Russian forces shelling from cover of Ukrainian nuclear plant: report
Russian forces are shelling towns in southern Ukraine from a position inside Europe’s largest nuclear power plant, according to a report Monday.
Russian artillery firing from within the Zaporizhzhya nuclear power plant on the Dnipro River doesn’t fear reprisal, Ukrainian officials say, because the collateral damage of a Ukrainian strike could be catastrophic, the New York Times reported.
“They are hiding there so they cannot be hit,” said Oleksandr Sayuk, the mayor of Nikopol – -a Ukrainian town across the river from the plant, told the newspaper.
“Why else would they be at the electrical station? To use such an object as a shield is very dangerous.”
The power plant — some 75 miles downriver from the Ukrainian-controlled city of the same name — contains six nuclear reactors, among which the Russians have built a small outpost after seizing control in early March.
As of July, the garrison included at least one BM-30 Smerch multiple rocket launcher and several older BM-21 Grad rocket systems, according to a report in the Wall Street Journal.
The Russian troops have reportedly laid land mines and dug trenches to protect their radioactive redoubt.
Elsewhere in the country, Ukrainian forces have used Western counter-battery radar systems and long-range precision rocket launchers to pick off the Russian artillery units that have pounded Ukrainian cities and military positions since the start of the war.
At the power plant, however, no artillery piece is precise enough to warrant the risk of firing on a nuclear reactor.
Ukraine’s military intelligence agency announced last month that it had used a suicide drone to attack Russian positions at the plant, killing three and injuring 12. The agency claimed to have destroyed one rocket launcher in the attack, and to have started a fire that damaged a number of Russian tents at the site.
Dmytro Orlov, the mayor-in-exile of Enerhodar — the town where the facility is located — is a former engineer at the plant. He told the New York Times Monday that only a direct hit to the reactors would penetrate the concrete containment vessels that measure a yard thick.
But such a hit could be catastrophic, sending the plant into meltdown or risking an explosion that would send radioactive fallout hundreds of miles.
Orlov also said there was a risk an errant Ukrainian shell could hit the facility’s spent fuel storage, which would spread the highly-radioactive material in a more contained area, akin to a dirty bomb.

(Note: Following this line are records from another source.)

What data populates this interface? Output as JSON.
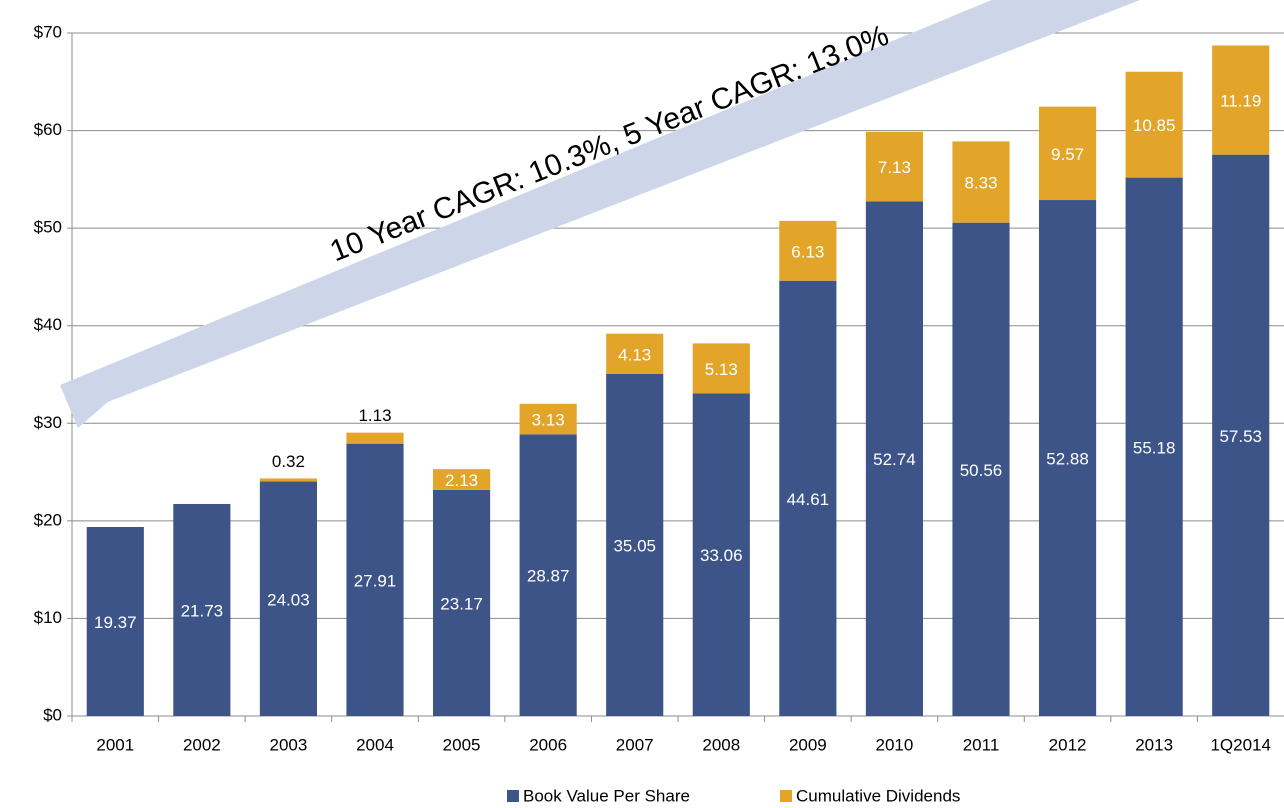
{
  "chart_data": {
    "type": "stacked_bar",
    "annotation": "10 Year CAGR: 10.3%, 5 Year CAGR: 13.0%",
    "categories": [
      "2001",
      "2002",
      "2003",
      "2004",
      "2005",
      "2006",
      "2007",
      "2008",
      "2009",
      "2010",
      "2011",
      "2012",
      "2013",
      "1Q2014"
    ],
    "series": [
      {
        "name": "Book Value Per Share",
        "color": "#3d5488",
        "values": [
          19.37,
          21.73,
          24.03,
          27.91,
          23.17,
          28.87,
          35.05,
          33.06,
          44.61,
          52.74,
          50.56,
          52.88,
          55.18,
          57.53
        ]
      },
      {
        "name": "Cumulative Dividends",
        "color": "#e2a52a",
        "values": [
          null,
          null,
          0.32,
          1.13,
          2.13,
          3.13,
          4.13,
          5.13,
          6.13,
          7.13,
          8.33,
          9.57,
          10.85,
          11.19
        ]
      }
    ],
    "ylim": [
      0,
      70
    ],
    "yticks": [
      {
        "value": 0,
        "label": "$0"
      },
      {
        "value": 10,
        "label": "$10"
      },
      {
        "value": 20,
        "label": "$20"
      },
      {
        "value": 30,
        "label": "$30"
      },
      {
        "value": 40,
        "label": "$40"
      },
      {
        "value": 50,
        "label": "$50"
      },
      {
        "value": 60,
        "label": "$60"
      },
      {
        "value": 70,
        "label": "$70"
      }
    ],
    "grid": true,
    "legend": "bottom"
  }
}
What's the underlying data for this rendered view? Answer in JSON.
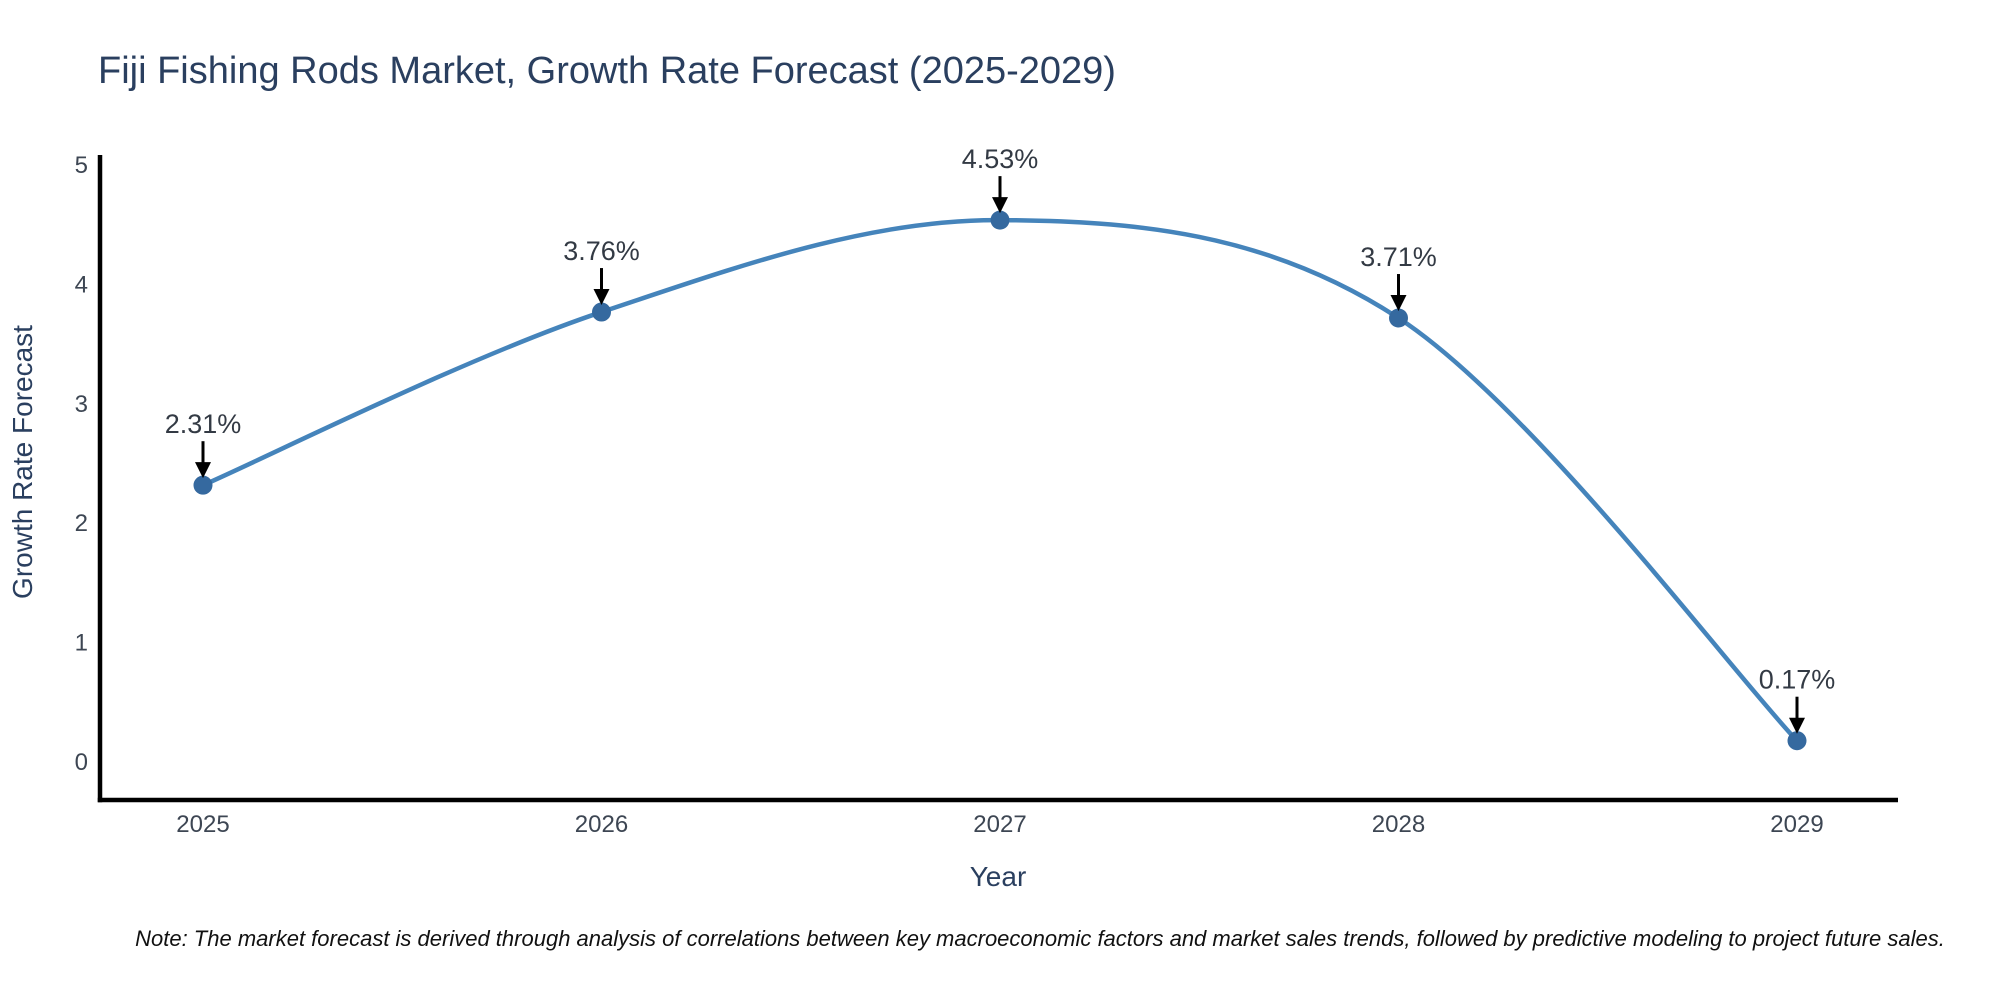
{
  "note": "Note: The market forecast is derived through analysis of correlations between key macroeconomic factors and market sales trends, followed by predictive modeling to project future sales.",
  "chart_data": {
    "type": "line",
    "title": "Fiji Fishing Rods Market, Growth Rate Forecast (2025-2029)",
    "xlabel": "Year",
    "ylabel": "Growth Rate Forecast",
    "categories": [
      "2025",
      "2026",
      "2027",
      "2028",
      "2029"
    ],
    "series": [
      {
        "name": "Growth Rate Forecast",
        "values": [
          2.31,
          3.76,
          4.53,
          3.71,
          0.17
        ]
      }
    ],
    "point_labels": [
      "2.31%",
      "3.76%",
      "4.53%",
      "3.71%",
      "0.17%"
    ],
    "yticks": [
      0,
      1,
      2,
      3,
      4,
      5
    ],
    "ylim": [
      -0.35,
      5.05
    ],
    "grid": false,
    "legend_position": "none",
    "line_shape": "spline",
    "colors": {
      "line": "#4584bb",
      "marker": "#35699f",
      "axis": "#000000",
      "arrow": "#000000",
      "title": "#2a3f5f",
      "tick": "#3d4653",
      "annotation": "#333a44"
    }
  }
}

The International Atomic Energy Agency has been lobbying Russia for access to the plant since shortly after the takeover — so far unsuccessfully.
Last month, on the same day Ukrainian intelligence announced their drone strike on Russian forces hiding in the plant, the IAEA issued a statement of concern over the “increasingly alarming situation” at the facility.
“It is extremely important that no action is taken that could in any way jeopardize the safety of this plant, which is also Europe’s largest. During a conflict of this nature, a nuclear facility can be damaged unintentionally. It must be avoided at all costs,” the agency said.